Navigating the Forex Market:
It is very possible that there is a significant segment of speculative traders in the Forex market—be they traders at a bank, a hedge fund, a proprietary trading firm, or just the collective actions of many speculative traders who don’t know each other—who are interpreting charts and acting in the same way, placing large orders that move the market in a certain direction.
For example, this might be done in order to trigger stop-orders that are clustered at a certain level. So, if all these market participants see a recent price top, and they think there are stop-loss orders placed just above this top, then there may be a desire in the market to take out those stops, which would first require buying at market with large size.
This means that the participants would end up with long positions, while also driving price up. Then when the market price reaches the stop-loss orders, these are triggered and drive the price up even farther.
In this last burst of price moving up, the speculators are selling, exiting their long positions at a profit. The market participants that were previously short and had their stop-loss orders above that level are now left without their previous short positions in a market that is not really going up, but more likely to move down again.
Now, even though "everyone" spots these levels, they will probably all have different opinions on what price will do in relation to them, and they all have their own agendas and needs.
For example, say EURUSD is in an uptrend and currently at 1.1980, with an untouched 1.2000 above.
Market Participant A believes this level (1.2000) will hold as resistance and price will move down from there, so Market Participant A sells at 1.1980 with a stop loss at 1.2020.
Market Participant B believes this level will break, and that when it does, price will spike up sharply because all the people with short positions will have placed their stop losses just above 1.2000, and when they are triggered, the buying pressure will drive price up. So Market Participant B buys some now, and places a stop loss at 1.1960
Market participant C is the Galactic Bank of Mars, and has sold binary options to Spaceship Manufacturer XYZ which wants to protect its export income from unfavorable currency movement. The options contract states that if EURUSD moves above 1.2000 before 5:00 PM, then the Galactic Bank of Mars will have to pay Spaceship Manufacturer XYZ a truck load of money.
The proprietary trading desk of the Galactic Bank of Mars is now worried that this will happen, and they estimate it will cost them less to hold price below 1.2000 for a few hours rather than pay the options if price climbs above 1.2000. So, the head trader of the desk tells the guy handling EURUSD that day that he has a budget of X amount of money to spend on holding the EURUSD down by keeping his ask price below 1.1998.
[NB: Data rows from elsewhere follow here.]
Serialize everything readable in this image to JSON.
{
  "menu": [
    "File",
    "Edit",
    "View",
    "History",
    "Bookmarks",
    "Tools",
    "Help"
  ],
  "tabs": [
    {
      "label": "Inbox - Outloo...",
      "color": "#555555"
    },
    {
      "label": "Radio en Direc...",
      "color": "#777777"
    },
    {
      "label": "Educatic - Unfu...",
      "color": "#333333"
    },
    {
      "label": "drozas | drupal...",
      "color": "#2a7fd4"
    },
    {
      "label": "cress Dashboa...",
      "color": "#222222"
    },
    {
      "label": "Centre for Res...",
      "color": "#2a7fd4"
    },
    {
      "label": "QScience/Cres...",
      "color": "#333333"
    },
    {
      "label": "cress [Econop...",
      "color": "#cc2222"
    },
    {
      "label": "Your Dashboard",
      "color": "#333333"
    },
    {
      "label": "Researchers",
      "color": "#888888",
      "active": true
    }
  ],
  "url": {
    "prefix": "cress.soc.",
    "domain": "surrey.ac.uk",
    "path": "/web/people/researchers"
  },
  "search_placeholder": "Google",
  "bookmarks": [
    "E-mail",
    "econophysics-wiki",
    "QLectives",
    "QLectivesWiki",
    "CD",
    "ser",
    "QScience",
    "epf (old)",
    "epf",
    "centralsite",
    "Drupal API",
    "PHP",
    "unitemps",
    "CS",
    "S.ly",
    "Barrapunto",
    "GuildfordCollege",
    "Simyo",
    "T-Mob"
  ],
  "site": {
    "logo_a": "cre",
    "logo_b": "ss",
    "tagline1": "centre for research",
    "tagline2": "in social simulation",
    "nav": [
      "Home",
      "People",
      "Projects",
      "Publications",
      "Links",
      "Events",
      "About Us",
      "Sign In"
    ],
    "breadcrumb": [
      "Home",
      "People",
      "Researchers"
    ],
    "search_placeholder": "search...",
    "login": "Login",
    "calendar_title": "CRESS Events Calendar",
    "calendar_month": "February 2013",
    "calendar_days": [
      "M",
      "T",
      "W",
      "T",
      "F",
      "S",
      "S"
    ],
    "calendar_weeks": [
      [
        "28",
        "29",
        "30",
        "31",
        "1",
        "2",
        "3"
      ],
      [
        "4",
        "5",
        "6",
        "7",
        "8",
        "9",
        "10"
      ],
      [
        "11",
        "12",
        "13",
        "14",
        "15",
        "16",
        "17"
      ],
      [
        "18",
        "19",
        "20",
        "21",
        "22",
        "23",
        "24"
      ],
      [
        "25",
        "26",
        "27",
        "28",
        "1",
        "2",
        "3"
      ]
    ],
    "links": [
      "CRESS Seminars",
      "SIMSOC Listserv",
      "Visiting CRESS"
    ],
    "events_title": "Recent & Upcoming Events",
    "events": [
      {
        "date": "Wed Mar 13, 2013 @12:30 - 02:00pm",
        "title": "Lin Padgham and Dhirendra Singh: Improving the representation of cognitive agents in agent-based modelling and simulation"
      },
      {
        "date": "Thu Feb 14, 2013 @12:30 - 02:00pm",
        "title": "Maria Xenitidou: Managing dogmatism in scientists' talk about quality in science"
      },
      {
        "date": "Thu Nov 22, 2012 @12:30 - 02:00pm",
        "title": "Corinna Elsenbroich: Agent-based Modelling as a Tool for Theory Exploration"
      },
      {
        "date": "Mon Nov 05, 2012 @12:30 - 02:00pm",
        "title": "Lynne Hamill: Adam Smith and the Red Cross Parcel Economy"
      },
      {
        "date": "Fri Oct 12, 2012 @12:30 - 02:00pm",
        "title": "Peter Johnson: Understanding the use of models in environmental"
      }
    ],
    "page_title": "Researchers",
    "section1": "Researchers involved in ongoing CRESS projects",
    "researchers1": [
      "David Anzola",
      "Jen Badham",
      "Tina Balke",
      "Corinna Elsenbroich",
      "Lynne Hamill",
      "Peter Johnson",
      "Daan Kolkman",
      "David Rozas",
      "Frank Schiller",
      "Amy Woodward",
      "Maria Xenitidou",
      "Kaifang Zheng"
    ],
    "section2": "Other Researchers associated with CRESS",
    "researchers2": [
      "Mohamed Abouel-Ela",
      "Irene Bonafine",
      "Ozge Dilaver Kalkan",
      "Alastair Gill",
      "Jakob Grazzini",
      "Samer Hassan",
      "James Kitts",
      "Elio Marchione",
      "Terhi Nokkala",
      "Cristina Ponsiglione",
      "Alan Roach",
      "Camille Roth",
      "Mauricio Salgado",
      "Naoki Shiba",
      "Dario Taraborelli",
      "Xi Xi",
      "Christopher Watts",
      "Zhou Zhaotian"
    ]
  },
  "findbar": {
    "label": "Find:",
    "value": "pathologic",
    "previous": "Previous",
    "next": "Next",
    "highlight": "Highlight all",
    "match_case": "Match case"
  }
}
On the other hand, Oil Company ABC is looking to buy a large amount of EURUSD. They are aware that their buy orders would move price a lot higher, way above 1.2000, giving them a worse average price. Their treasury guy speaks to their bank's sales trader, and together they decide that the best strategy is to place limit buy orders a little at a time continuously during the London session priced at 1.1970-1.1980, benefiting from the resistance at 1.2000.
These four Forex market participants will now place orders together with everyone else that has an opinion on EURUSD or that needs to pay for export/import, and their collective orders will determine if the level holds or not. This is like a "tug of war" between sell orders and buy orders.
At some point, the EURUSD guy on the Galactic Bank of Mars desk sells all he has in budget X to protect the level, and the buyers manage to press the rate above 1.2000. At this stage the Galactic Bank of Mars guy is massively short and wants to get out of at least some of that short position, so he buys.
At the same time, all the stop loss orders from everyone else who is short are triggered, plus a bunch of speculators are rushing in to buy, anticipating an up move. Of course, sometimes such levels hold, and sometimes they do not.
Now, supposing a given speculator is better than most others at determining what levels will hold, for how long, and how many pips price will bounce before coming back to break the level; then that trader should profit handsomely. Nonetheless, these levels are there for everyone to see. It's just that everyone acts differently in response to them.